Afghanistan, quel pasticciaccio americano: il tenente colonnello Scheller si dimette

Afghanistan, effetto Kabul: il comandante Scheller si dimette. "Abbiamo incasinato tutto", il video postato sui social e il malcontento tra i soldati americani.

AFGHANISTAN – Tra i soldati americani c’era malcontento, la ritirata da Kabul non è stata gestita bene, anzi malissimo. Ma di chi le colpe?

Negli Usa alcuni autorevoli commentatori se la prendono direttamente con Biden o con il Segretario di Stato per avere ignorato le segnalazioni sulla incapacità del governo afghano di resistere all’avanzata dei talebani in Afghanistan. Ma c’è anche chi chiama direttamente in causa i vertici militari per non aver consigliato una ritirata organizzata. È il caso del tenente colonnello della marina, Stuart Scheller, comandante di battaglione, che sui social ha chiamato in causa i suoi superiori per aver evacuato la base aerea strategica di Bagram Airfield.

ritirata kabul Afghanistan

Questo il video postato sui social dal tenente colonnello Schiller.

“Non sto dicendo che dobbiamo essere in Afghanistan per sempre, ma sto dicendo: qualcuno di voi ha messo il proprio grado sul tavolo e ha detto ‘hey, è una cattiva idea evacuare Bagram Airfield, una base aerea strategica, prima evacuiamo tutti‘ ”. Ha chiesto il tenente colonnello della Marina Stuart Scheller, nel video del 26 agosto, condiviso su Facebook e LinkedIn.

“Qualcuno l’ha fatto? – ha aggiunto – E quando non hai pensato di farlo, qualcuno ha alzato la mano e ha detto ‘abbiamo completamente incasinato tutto?”. 

Il giorno seguente, Scheller ha condiviso un altro post su Facebook annunciando di essere stato sollevato dal comando.

Nessuno ha detto o fatto nulla. Il suo messaggio ha ricevuto migliaia di visualizzazioni e, probabilmente, rappresenta anche lo stato d’animo di molti militari.

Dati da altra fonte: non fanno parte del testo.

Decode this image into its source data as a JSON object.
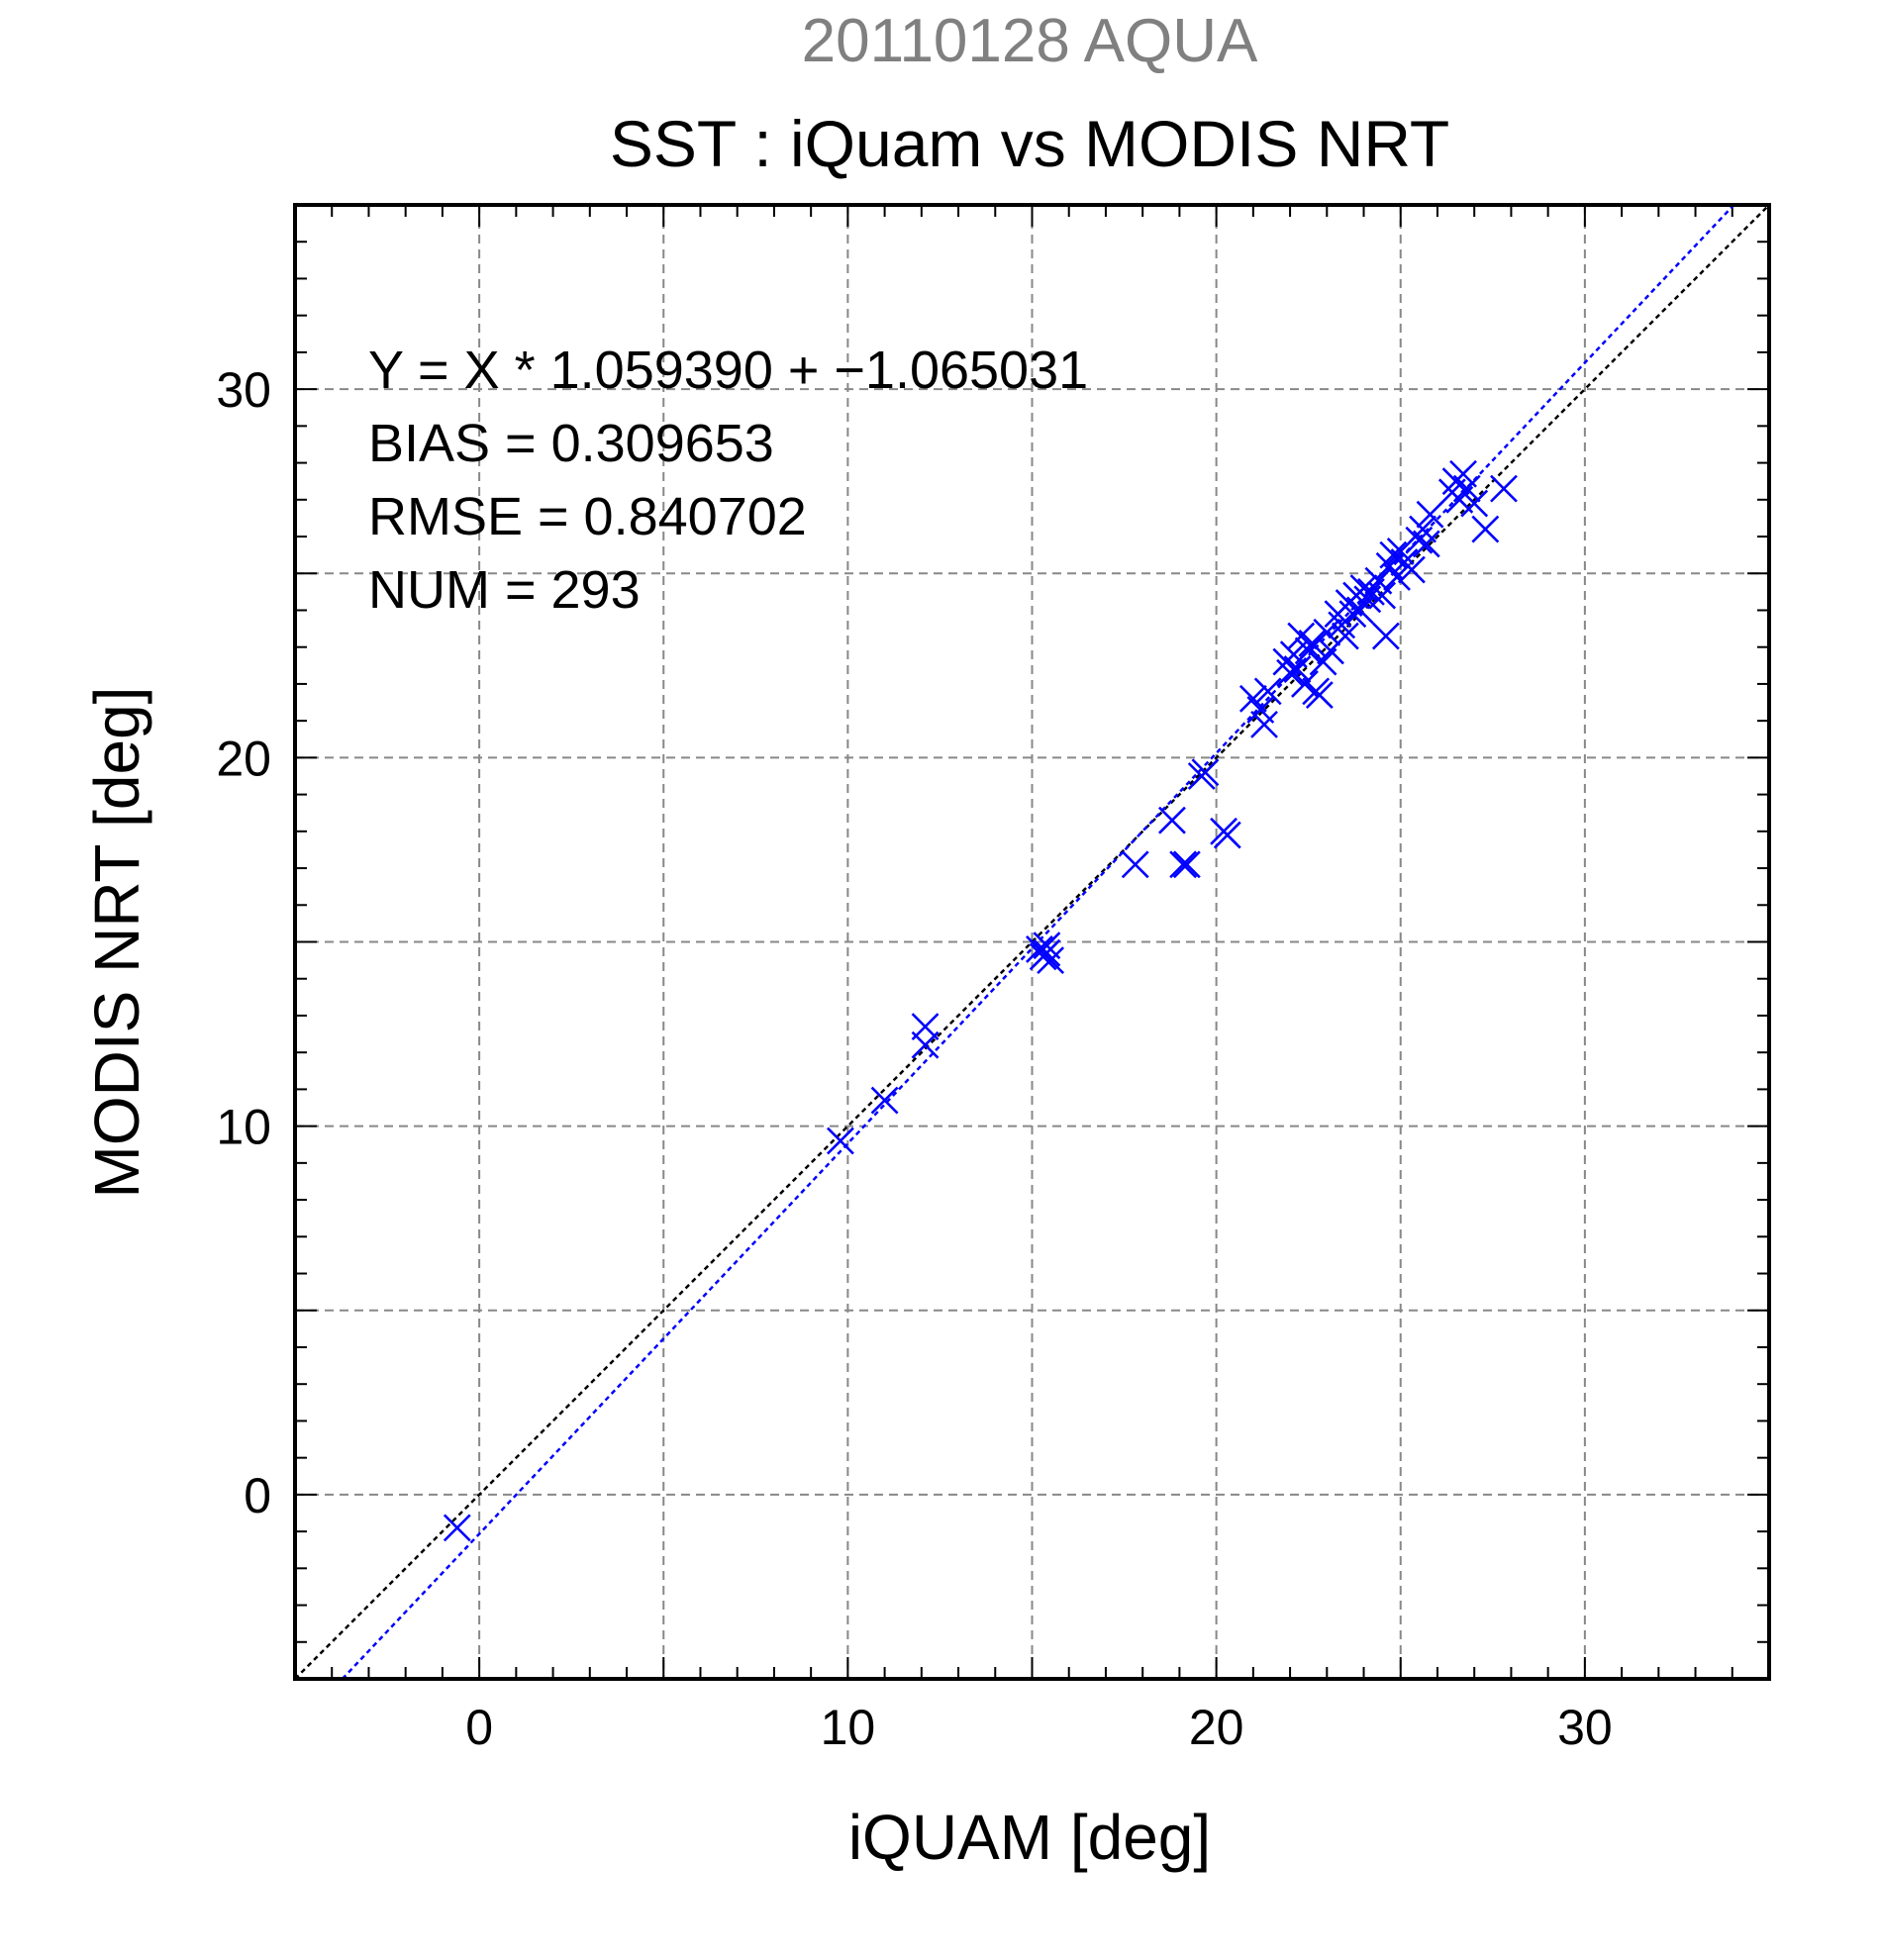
{
  "chart_data": {
    "type": "scatter",
    "title": "20110128 AQUA",
    "subtitle": "SST : iQuam vs MODIS NRT",
    "xlabel": "iQUAM [deg]",
    "ylabel": "MODIS NRT [deg]",
    "xlim": [
      -5,
      35
    ],
    "ylim": [
      -5,
      35
    ],
    "x_ticks": [
      0,
      10,
      20,
      30
    ],
    "y_ticks": [
      0,
      10,
      20,
      30
    ],
    "x_minor_step": 1,
    "y_minor_step": 1,
    "grid": true,
    "grid_step": 5,
    "annotations": [
      "Y = X * 1.059390 + −1.065031",
      "BIAS = 0.309653",
      "RMSE = 0.840702",
      "NUM = 293"
    ],
    "reference_lines": [
      {
        "name": "1:1 line",
        "slope": 1.0,
        "intercept": 0.0,
        "color": "#000000",
        "style": "dotted"
      },
      {
        "name": "fit line",
        "slope": 1.05939,
        "intercept": -1.065031,
        "color": "#0000ff",
        "style": "dotted"
      }
    ],
    "series": [
      {
        "marker": "x",
        "color": "#0000ff",
        "points": [
          [
            -0.6,
            -0.9
          ],
          [
            9.8,
            9.6
          ],
          [
            11.0,
            10.7
          ],
          [
            12.1,
            12.2
          ],
          [
            12.1,
            12.7
          ],
          [
            15.2,
            14.8
          ],
          [
            15.3,
            14.6
          ],
          [
            15.4,
            14.7
          ],
          [
            15.5,
            14.5
          ],
          [
            15.4,
            14.9
          ],
          [
            17.8,
            17.1
          ],
          [
            18.8,
            18.3
          ],
          [
            19.1,
            17.1
          ],
          [
            19.2,
            17.1
          ],
          [
            19.6,
            19.5
          ],
          [
            19.7,
            19.6
          ],
          [
            20.2,
            18.0
          ],
          [
            20.3,
            17.9
          ],
          [
            21.0,
            21.6
          ],
          [
            21.2,
            21.3
          ],
          [
            21.3,
            20.9
          ],
          [
            21.4,
            21.8
          ],
          [
            21.9,
            22.6
          ],
          [
            22.0,
            22.3
          ],
          [
            22.1,
            22.8
          ],
          [
            22.2,
            22.4
          ],
          [
            22.3,
            23.3
          ],
          [
            22.4,
            22.0
          ],
          [
            22.5,
            22.9
          ],
          [
            22.6,
            23.1
          ],
          [
            22.7,
            21.8
          ],
          [
            22.8,
            21.7
          ],
          [
            22.9,
            22.6
          ],
          [
            23.0,
            23.4
          ],
          [
            23.1,
            22.9
          ],
          [
            23.3,
            23.9
          ],
          [
            23.4,
            23.6
          ],
          [
            23.5,
            23.3
          ],
          [
            23.6,
            24.2
          ],
          [
            23.7,
            23.9
          ],
          [
            23.8,
            24.4
          ],
          [
            23.9,
            24.0
          ],
          [
            24.0,
            24.6
          ],
          [
            24.1,
            24.3
          ],
          [
            24.2,
            24.5
          ],
          [
            24.4,
            24.8
          ],
          [
            24.5,
            24.4
          ],
          [
            24.6,
            23.3
          ],
          [
            24.7,
            25.2
          ],
          [
            24.8,
            25.5
          ],
          [
            24.9,
            24.9
          ],
          [
            25.0,
            25.6
          ],
          [
            25.1,
            25.3
          ],
          [
            25.3,
            25.1
          ],
          [
            25.5,
            25.9
          ],
          [
            25.6,
            26.2
          ],
          [
            25.7,
            25.8
          ],
          [
            25.8,
            26.6
          ],
          [
            26.4,
            27.2
          ],
          [
            26.5,
            27.5
          ],
          [
            26.6,
            27.0
          ],
          [
            26.7,
            27.7
          ],
          [
            26.8,
            27.3
          ],
          [
            27.0,
            26.9
          ],
          [
            27.3,
            26.2
          ],
          [
            27.8,
            27.3
          ]
        ]
      }
    ]
  }
}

Lo testimonia la dichiarazione del portavoce del corpo dei marines, maggiore Jim Stenger, che – oltre a comunicare la rimozione dell’ufficiale per “la perdita di fiducia nelle sue capacità di comando” – ammette che tra i militari c’è discussione, ma questa deve avvenire nelle chat dedicate a questo e non sui social.

Ma Scheller aveva messo in conto la sua rimozione annunciando le sue dimissioni e la voglia di servire l’America in un altro modo. Ma resta la frustrazione per quella resa dopo 20 anni di guerra. Una frustrazione che va oltre le voci di dissenso uscite allo scoperto, come quella dell’ufficiale rimosso.

Un problema che l’America di Biden deve affrontar,e così come fu in passato per la resa a Saigon. Una sconfitta che peserà su futuro elettorale della presidenza Usa.